The Study of EDLC Device with High Electrochemical Performance Fabricated from Proton Ion Conducting PVA-Based Polymer Composite Electrolytes Plasticized with Glycerol

In the present work, a novel polymer composite electrolytes (PCEs) based on poly(vinyl alcohol) (PVA): ammonium thiocyanate (NH(4)SCN): Cd(II)-complex plasticized with glycerol (Gly) are prepared by solution cast technique. The film structure was examined by XRD and FTIR routes. The utmost ambient temperature DC ionic conductivity (σ(DC)) of 2.01 × 10(−3) S cm(−1) is achieved. The film morphology was studied by field emission scanning electron microscopy (FESEM).
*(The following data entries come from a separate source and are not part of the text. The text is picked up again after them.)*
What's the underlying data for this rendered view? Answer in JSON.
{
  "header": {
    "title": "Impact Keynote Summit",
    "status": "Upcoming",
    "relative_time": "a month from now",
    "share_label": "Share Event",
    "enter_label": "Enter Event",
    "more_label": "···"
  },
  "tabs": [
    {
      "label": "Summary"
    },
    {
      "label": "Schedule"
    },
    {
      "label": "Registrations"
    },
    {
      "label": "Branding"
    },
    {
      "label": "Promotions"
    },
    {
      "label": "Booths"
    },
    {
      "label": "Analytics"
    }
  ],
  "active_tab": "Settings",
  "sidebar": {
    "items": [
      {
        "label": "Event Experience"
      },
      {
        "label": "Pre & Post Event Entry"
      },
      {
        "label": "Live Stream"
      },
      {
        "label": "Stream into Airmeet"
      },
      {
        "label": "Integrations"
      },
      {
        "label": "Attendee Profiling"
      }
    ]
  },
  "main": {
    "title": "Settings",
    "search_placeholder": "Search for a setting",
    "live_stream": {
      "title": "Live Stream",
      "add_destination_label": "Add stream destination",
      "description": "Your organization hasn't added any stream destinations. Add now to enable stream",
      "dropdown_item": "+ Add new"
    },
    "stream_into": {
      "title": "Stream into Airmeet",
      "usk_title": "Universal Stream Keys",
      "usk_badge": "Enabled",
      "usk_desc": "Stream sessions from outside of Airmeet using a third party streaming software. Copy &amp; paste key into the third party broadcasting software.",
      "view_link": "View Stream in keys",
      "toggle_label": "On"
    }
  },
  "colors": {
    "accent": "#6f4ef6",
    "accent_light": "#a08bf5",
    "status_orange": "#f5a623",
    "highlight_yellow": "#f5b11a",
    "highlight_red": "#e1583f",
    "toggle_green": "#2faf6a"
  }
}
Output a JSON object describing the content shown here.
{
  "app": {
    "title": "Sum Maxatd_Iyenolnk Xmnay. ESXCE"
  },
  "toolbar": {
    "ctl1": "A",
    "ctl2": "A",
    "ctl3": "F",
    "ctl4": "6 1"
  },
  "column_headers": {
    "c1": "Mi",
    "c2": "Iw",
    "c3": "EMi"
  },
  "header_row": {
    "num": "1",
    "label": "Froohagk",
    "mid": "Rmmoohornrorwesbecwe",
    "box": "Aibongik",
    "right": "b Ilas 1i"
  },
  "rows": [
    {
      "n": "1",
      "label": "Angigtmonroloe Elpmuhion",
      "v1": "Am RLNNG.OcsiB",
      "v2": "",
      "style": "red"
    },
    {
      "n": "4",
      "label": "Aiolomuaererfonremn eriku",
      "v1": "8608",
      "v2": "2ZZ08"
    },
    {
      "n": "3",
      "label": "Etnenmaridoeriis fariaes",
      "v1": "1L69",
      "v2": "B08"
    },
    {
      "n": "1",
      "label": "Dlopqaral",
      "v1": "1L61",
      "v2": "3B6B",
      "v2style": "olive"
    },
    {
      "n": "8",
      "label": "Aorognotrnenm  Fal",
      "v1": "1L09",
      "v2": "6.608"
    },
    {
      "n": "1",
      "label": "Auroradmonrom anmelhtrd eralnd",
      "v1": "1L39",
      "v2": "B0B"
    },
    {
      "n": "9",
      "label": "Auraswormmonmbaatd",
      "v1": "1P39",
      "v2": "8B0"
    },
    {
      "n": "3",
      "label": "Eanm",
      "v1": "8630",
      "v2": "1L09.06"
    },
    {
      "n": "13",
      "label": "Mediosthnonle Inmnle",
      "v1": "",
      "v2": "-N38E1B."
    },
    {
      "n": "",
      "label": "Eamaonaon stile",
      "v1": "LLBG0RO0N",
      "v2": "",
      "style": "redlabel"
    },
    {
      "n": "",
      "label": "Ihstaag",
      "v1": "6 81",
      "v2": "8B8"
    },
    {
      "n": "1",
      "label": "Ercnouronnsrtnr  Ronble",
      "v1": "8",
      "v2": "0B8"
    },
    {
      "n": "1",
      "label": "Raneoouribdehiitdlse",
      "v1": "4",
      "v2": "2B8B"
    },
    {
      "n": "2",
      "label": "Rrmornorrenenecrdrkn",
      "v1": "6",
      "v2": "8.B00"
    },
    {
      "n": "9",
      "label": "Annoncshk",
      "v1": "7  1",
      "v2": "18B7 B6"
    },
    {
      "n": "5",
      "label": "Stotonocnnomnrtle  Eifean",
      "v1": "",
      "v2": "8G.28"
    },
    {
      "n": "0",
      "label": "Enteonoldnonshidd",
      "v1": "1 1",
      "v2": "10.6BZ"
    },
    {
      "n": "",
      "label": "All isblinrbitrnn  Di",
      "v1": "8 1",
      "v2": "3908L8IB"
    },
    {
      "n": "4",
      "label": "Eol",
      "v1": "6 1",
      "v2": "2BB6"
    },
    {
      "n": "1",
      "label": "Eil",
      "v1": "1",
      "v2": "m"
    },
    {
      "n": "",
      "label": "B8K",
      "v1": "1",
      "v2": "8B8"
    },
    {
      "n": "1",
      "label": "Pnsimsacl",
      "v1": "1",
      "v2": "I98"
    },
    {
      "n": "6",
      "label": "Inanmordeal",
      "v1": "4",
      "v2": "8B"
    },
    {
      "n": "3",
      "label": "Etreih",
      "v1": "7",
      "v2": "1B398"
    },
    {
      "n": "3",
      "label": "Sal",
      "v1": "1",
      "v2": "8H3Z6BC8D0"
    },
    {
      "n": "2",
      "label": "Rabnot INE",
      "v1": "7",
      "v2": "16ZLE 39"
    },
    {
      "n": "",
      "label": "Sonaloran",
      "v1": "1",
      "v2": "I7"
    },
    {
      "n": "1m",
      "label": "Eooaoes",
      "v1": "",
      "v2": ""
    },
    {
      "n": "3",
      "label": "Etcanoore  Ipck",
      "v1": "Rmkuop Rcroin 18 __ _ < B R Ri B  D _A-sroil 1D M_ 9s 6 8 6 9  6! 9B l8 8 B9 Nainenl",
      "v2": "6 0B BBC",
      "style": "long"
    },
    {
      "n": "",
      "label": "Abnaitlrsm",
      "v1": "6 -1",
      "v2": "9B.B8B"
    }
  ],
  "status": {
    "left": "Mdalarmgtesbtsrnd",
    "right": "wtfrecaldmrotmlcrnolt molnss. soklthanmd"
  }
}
The trend of σ(DC) is further confirmed with investigation of dielectric properties. Transference numbers of ions (t(ion)) and electrons (t(el)) are specified to be 0.96 and 0.04, respectively. Linear sweep voltammetry (LSV) displayed that the PCE potential window is 2.1 V. The desired mixture of activated carbon (AC) and carbon black was used to fabricate the electrodes of the EDLC. Cyclic voltammetry (CV) was carried out by sandwiching the PCEs between two carbon-based electrodes, and it revealed an almost rectangular shape. The EDLC exhibited specific capacitance, energy density, and equivalent series resistance with average of 160.07F/g, 18.01Wh/kg, and 51.05Ω, respectively, within 450 cycles. The EDLC demonstrated the initial power density as 4.065 × 10(3) W/Kg.